Reputation: 1931
I am attempting to find duplicates in a single table, where at least one of those duplicates was created in the last day.
Here is my query:
SELECT DateOfBirth DOB,
FirstName FirstName,
LastName LastName,
COUNT(*) TotalCount
FROM TABLE
WHERE DateOfBirth IS NOT NULL
AND DATEDIFF(d,dateCreated,getDate()) <= 1
GROUP BY DateofBirth, FirstName, LastName
HAVING COUNT(*) > 1
ORDER BY COUNT(*) DESC
The problem is that this query returns nothing, because both duplicates would need to be created within the last day (the way this reads).
I did some testing and found that this datediff requires that the dateCreated
column both be within the datediff.
Any way to bring back these duplicates where the most recent duplicate was created within the last day? Even if the oldest duplicate was created a year ago?
Upvotes: 1
Views: 101
Reputation: 736
This should work, without using a CTE:
SELECT
DOB = t.DateOfBirth
,FirstName = t.FirstName
,LastName = t.LastName
,TotalCount = COUNT(*)
FROM
TABLE t
WHERE
(NOT t.DateOfBirth IS NULL)
AND EXISTS
(
SELECT *
FROM
TABLE nt
WHERE
DATEDIFF(d,nt.dateCreated,getDate()) <= 1
AND nt.FirstName = t.FirstName
AND nt.LastName = t.LastName
AND nt.DateOfBirth = t.DateOfBirth
)
GROUP BY
t.DateofBirth
,t.FirstName
,t.LastName
HAVING
COUNT(*) > 1
ORDER BY
COUNT(*) DESC
Upvotes: 0
Reputation:
I have revised this as an alternative to Aarons answer, in case you wish to see only the duplicates which are not the original record.
;WITH x AS
(
SELECT FirstName, LastName, DateOfBirth, DateCreated,
Row_number() OVER
(
PARTITION BY FirstName, LastName, DateOfBirth
order by dateCreated) as rowNumber
FROM dbo.[TABLE1]
)
SELECT FirstName, LastName, DateOfBirth, DateCreated, rowNumber
FROM x
WHERE rowNumber > 1
AND DateCreated >= DATEADD(DAY, -1, CURRENT_TIMESTAMP);
Upvotes: 1
Reputation: 415820
If you only need to see the most recent, you can get away with a simple self-join:
SELECT t2.*
FROM table t1
INNER JOIN table t2 on t1.DateofBirth = t2.DateofBirth and t1.FirstName = t2.FirstName and t1.Lastname = t2.LastName
WHERE t2.DateCreated <> t1.DateCreated
AND t2.DateCreated > DATEADD(d, -1, current_timestamp)

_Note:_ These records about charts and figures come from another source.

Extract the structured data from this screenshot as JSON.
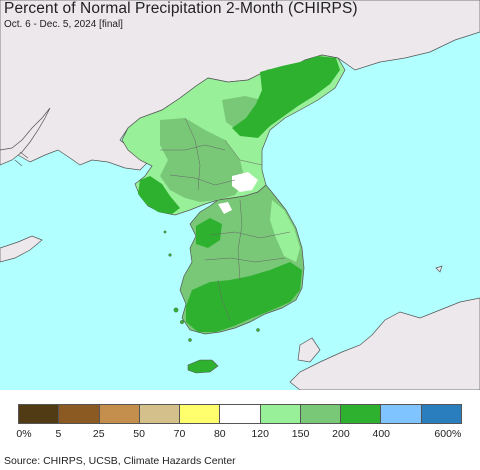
{
  "title": "Percent of Normal Precipitation 2-Month (CHIRPS)",
  "subtitle": "Oct. 6 - Dec. 5, 2024 [final]",
  "source": "Source: CHIRPS, UCSB, Climate Hazards Center",
  "colors": {
    "sea": "#b2ffff",
    "foreign_land": "#ece8ec",
    "border": "#555555",
    "light_green": "#98f098",
    "mid_green": "#78c878",
    "dark_green": "#2eb12e",
    "white": "#ffffff"
  },
  "legend": {
    "colors": [
      "#513b14",
      "#8b5a23",
      "#c48f4c",
      "#d4c08a",
      "#ffff6e",
      "#ffffff",
      "#98f098",
      "#78c878",
      "#2eb12e",
      "#7fc4ff",
      "#2b7ebd"
    ],
    "labels": [
      "0%",
      "5",
      "25",
      "50",
      "70",
      "80",
      "120",
      "150",
      "200",
      "400",
      "600%"
    ]
  }
}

If you need to see every instance of the record, you could try putting both the t1
and t2
values in the select list in the query above. If you want them as separate records, you can join to the above query as derived table:
SELECT t3.*
FROM Table t3
INNER JOIN (
SELECT t2.DateofBirth, t2.FirstName, t2.LastName
FROM table t1
INNER JOIN table t2 on t1.DateofBirth = t2.DateofBirth and t1.FirstName = t2.FirstName and t1.Lastname = t2.LastName
WHERE t2.DateCreated <> t1.DateCreated
AND t2.DateCreated > DATEADD(d, -1, current_timestamp)
) sub on t3.DateofBirth = sub.DateofBirth and t3.FirstName = sub.FirstName and t3.Lastname = sub.LastName
Upvotes: 0
Reputation:
;WITH x AS
(
SELECT FirstName, LastName, DateOfBirth, DateCreated,
TotalCount = COUNT(*) OVER
(
PARTITION BY FirstName, LastName, DateOfBirth
)
FROM dbo.[TABLE]
)
SELECT FirstName, LastName, DateOfBirth, DateCreated, TotalCount
FROM x
WHERE TotalCount > 1
AND DateCreated >= DATEADD(DAY, -1, CURRENT_TIMESTAMP);
If you then want to eliminate those duplicates that were erroneously created in the last day, just change the outer query to:
;WITH x AS
(
...
)
DELETE x WHERE TotalCount > 1
AND DateCreated >= DATEADD(DAY, -1, CURRENT_TIMESTAMP);
Upvotes: 3